I walk down the trail and there I see the feeder creek, it's barely trickling. In the spring, some fish go up to spawn. In some spots you can pratically jump across it. The water is crystal clear and I don't see any steelhead hiding under the lumber. I get to the river and I see one angler downstream by the cliffs. I start fishing at the mouth of the creek. The clear water of the creek mixes with the main river and the water here is much cleaner. I work the run and there's no takers. I look down and the other angler that was fishing is gone. I head down the pool is moving at a nice leisurely pace. The pool is long and sweeping and the bottom is scattered with rocks. I look at the time and it's almost noon. I've decided that this will be the last spot to fish. I squint as I look at water. The sun's rays sparkle off the water as I try to figure out where if any fish are holding. I work the pool until I finally throw in the towel. I use hunger and thrist as an excuse to call it a day. The wind is getting stronger as leaves start falling into the river. I look high above and see several people hanging by the fence on the cliff taking pictures.
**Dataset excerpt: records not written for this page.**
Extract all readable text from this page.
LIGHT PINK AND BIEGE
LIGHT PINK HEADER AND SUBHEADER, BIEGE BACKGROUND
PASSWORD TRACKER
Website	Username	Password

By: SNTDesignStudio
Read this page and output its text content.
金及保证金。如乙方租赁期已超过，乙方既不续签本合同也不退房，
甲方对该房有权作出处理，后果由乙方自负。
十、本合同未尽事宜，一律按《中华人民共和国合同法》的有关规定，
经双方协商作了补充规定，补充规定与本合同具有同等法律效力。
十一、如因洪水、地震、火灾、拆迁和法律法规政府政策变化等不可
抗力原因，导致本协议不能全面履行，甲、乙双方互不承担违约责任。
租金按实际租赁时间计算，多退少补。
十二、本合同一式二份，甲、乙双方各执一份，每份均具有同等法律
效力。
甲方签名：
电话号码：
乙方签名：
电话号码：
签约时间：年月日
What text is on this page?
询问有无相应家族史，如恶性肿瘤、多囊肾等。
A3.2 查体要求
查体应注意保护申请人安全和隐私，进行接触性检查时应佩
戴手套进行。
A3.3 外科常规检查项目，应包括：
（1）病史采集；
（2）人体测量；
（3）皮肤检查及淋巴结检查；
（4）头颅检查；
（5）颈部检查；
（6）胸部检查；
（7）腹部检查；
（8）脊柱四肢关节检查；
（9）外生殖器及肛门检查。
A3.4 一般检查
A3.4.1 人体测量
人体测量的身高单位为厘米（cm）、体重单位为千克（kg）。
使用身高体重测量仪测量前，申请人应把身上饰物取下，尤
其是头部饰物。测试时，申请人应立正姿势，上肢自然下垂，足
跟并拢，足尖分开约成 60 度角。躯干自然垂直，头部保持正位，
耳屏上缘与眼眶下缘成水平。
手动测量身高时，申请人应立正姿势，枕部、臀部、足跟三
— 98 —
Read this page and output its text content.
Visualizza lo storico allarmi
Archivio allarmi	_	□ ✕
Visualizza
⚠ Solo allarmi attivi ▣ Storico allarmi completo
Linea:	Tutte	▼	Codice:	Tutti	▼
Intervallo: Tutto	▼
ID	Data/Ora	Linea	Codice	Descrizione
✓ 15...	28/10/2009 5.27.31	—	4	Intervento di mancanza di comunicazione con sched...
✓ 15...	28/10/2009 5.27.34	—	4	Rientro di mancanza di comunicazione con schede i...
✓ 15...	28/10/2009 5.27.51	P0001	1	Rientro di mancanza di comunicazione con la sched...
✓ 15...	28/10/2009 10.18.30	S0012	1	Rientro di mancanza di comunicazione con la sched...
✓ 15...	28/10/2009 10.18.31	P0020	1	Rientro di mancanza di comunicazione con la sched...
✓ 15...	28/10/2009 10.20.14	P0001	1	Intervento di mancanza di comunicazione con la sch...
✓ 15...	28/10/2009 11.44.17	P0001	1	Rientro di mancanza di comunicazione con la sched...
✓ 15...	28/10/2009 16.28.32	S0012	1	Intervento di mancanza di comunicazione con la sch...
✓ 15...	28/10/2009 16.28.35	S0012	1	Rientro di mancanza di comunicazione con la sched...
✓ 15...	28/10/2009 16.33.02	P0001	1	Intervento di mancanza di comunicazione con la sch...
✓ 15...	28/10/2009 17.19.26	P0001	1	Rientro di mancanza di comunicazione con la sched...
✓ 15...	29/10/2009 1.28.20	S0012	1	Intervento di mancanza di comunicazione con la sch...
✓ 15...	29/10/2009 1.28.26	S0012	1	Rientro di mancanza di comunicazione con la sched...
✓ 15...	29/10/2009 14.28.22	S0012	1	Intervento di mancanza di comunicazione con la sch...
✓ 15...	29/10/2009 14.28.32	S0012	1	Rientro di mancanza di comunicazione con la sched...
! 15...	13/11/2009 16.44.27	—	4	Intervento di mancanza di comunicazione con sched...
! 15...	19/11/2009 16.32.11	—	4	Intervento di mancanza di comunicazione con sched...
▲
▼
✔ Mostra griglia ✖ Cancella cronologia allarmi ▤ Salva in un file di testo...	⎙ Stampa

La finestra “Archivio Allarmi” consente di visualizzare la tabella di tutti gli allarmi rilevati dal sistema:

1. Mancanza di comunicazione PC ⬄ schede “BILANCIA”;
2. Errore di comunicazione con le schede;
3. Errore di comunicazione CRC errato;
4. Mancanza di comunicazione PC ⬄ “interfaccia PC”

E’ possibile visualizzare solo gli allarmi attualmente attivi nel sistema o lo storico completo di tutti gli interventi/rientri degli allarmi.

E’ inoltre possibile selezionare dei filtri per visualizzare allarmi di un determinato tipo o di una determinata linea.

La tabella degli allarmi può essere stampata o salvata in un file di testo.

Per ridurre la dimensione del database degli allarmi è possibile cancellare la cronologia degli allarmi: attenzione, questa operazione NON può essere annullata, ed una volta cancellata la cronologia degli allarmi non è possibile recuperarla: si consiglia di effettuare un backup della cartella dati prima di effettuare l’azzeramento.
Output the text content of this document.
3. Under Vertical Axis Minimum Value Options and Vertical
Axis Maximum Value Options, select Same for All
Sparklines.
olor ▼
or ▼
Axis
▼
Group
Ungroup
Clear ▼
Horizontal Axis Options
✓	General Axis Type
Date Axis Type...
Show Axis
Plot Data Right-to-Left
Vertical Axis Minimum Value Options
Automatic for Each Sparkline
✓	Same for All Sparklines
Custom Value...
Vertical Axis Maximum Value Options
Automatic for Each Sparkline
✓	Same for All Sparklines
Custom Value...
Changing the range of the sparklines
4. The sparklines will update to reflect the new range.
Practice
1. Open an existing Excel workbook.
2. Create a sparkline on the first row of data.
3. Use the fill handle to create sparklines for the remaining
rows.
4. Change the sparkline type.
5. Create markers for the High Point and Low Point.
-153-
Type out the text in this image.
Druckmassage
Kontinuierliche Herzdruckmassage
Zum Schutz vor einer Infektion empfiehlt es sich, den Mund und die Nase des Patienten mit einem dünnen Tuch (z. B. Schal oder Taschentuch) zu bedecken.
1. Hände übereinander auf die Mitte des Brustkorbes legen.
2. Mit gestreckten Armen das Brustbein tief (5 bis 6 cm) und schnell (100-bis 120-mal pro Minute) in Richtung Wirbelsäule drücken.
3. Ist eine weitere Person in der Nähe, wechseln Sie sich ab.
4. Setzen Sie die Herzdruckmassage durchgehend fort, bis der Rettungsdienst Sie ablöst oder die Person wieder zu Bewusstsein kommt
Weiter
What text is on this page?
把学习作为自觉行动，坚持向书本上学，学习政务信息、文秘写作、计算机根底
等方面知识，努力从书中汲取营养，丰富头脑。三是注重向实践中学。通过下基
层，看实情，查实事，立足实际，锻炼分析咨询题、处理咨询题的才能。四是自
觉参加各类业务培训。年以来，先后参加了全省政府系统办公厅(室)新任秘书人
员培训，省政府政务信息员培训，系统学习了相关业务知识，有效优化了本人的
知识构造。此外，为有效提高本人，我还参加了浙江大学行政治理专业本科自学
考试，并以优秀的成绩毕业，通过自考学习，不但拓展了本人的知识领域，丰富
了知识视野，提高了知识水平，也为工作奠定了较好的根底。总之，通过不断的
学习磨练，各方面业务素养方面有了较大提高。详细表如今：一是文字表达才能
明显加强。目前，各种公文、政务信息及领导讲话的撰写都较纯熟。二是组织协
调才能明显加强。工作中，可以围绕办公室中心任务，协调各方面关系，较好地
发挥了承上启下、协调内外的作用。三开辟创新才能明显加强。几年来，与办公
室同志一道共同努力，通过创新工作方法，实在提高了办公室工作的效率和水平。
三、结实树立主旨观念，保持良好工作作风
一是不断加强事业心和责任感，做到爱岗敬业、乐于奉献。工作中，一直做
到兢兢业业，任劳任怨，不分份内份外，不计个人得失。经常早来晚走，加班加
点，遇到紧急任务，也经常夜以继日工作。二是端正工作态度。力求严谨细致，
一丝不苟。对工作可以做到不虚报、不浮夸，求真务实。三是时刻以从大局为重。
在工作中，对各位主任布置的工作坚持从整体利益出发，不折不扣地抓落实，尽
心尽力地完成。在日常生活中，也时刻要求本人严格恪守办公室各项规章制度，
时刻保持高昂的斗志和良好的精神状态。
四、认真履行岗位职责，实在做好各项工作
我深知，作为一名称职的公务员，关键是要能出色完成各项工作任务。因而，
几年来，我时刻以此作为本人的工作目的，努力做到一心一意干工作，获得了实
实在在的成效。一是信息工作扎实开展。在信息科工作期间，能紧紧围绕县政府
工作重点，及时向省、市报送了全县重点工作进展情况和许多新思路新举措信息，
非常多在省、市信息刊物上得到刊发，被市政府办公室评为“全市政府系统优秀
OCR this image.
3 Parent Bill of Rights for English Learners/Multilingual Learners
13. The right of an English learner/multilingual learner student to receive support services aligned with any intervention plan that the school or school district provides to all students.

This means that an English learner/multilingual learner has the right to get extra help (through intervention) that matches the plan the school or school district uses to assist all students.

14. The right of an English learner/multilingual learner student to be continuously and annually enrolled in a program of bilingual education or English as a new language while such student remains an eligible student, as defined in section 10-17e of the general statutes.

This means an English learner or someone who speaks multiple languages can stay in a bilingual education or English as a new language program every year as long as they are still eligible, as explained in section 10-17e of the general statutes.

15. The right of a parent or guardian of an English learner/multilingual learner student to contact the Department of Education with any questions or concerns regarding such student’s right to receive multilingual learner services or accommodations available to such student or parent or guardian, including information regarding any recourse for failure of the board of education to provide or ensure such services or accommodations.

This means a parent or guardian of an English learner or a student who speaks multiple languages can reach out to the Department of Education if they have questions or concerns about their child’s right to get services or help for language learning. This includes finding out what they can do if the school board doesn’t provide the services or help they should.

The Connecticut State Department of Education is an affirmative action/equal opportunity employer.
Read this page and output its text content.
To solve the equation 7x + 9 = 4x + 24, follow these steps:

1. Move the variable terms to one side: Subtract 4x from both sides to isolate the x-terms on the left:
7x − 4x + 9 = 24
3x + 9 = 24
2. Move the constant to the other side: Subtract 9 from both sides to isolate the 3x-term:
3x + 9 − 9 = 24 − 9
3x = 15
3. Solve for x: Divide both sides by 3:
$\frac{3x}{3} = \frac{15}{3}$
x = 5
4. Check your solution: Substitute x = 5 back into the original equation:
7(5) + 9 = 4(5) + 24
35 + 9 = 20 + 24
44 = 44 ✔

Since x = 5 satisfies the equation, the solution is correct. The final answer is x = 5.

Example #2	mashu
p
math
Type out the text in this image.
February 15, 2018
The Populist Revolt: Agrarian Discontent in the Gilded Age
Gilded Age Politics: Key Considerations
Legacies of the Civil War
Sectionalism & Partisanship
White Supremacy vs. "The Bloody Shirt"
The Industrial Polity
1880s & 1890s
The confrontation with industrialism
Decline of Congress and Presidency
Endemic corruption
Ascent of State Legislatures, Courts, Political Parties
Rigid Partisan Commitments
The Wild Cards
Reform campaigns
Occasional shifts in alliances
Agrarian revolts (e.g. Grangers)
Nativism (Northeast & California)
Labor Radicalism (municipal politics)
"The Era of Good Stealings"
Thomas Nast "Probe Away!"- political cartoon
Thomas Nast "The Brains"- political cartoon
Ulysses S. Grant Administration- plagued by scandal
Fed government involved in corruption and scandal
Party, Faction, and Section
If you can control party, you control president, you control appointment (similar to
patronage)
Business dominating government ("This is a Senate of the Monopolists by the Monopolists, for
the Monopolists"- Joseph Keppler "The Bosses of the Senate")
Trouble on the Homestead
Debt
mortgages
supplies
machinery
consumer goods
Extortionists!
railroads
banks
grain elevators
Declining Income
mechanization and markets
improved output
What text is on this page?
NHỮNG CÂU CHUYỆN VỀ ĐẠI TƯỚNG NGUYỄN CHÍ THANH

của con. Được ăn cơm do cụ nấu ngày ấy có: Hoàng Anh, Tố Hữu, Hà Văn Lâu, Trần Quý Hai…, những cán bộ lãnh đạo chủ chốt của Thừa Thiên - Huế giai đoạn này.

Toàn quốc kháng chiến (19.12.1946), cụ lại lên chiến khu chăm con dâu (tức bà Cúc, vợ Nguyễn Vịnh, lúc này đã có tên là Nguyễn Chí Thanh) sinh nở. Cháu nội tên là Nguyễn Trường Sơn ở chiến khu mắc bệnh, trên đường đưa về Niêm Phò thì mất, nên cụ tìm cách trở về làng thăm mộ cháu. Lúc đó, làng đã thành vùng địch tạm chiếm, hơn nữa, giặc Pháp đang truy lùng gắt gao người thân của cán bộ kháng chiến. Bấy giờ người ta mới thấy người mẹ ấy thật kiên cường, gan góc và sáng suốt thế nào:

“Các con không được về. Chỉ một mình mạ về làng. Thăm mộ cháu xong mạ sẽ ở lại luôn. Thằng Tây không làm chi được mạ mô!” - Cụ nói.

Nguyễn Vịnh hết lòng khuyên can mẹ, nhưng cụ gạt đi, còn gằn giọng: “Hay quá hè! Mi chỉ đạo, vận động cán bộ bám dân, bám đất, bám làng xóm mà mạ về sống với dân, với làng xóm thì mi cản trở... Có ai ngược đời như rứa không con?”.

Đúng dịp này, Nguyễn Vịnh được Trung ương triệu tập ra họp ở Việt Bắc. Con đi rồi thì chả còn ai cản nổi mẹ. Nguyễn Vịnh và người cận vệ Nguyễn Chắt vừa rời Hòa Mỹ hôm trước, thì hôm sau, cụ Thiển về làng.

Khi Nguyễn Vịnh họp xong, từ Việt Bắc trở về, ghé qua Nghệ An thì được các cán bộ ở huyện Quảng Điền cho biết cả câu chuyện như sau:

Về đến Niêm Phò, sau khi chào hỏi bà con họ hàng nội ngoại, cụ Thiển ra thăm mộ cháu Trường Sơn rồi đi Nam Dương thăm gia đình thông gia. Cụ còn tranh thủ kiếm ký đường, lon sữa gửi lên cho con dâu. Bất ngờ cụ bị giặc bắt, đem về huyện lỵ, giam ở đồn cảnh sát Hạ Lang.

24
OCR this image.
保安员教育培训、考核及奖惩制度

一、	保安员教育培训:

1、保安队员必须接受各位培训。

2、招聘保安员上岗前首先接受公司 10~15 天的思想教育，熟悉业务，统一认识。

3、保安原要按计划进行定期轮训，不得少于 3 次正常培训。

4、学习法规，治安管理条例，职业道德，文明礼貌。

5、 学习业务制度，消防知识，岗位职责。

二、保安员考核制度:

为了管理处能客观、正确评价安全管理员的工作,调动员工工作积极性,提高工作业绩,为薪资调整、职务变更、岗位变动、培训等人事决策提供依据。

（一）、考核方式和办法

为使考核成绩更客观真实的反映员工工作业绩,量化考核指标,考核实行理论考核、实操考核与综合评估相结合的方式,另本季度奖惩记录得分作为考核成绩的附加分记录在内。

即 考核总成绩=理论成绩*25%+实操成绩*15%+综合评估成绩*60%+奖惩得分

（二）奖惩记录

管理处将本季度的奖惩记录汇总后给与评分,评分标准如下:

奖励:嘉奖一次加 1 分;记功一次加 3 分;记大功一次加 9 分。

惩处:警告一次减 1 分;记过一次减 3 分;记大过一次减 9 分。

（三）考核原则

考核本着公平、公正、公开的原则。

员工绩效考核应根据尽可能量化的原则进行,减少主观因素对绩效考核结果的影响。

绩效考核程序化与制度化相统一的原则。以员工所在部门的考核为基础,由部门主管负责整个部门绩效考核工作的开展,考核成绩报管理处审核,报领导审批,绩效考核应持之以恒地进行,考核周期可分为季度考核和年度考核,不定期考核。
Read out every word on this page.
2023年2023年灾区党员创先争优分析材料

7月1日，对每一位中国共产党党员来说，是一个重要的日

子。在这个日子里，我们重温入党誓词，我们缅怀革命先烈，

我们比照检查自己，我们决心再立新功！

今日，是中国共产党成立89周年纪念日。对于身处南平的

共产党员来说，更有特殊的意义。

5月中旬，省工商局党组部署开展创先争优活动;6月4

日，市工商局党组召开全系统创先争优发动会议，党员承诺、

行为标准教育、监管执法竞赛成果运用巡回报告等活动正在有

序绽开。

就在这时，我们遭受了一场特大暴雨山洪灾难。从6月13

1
I make the long walk back, huffing and puffing up the hill. I'm dragging my feet by the time I get to the lot. I'm fortunate that I was able to catch a couple of fish. I know that better days will come and vacation week starts after Thanksgiving. I stop to get lunch and wolf down the burger and fries. I call a couple of friends and tell them that the day was slow and they were better off getting yard work done. Lucky for me, I live in an apartment so there's no yard work for me. I finally get home, plop myself on the couch and take a nap. I had my fill of this bluebird day.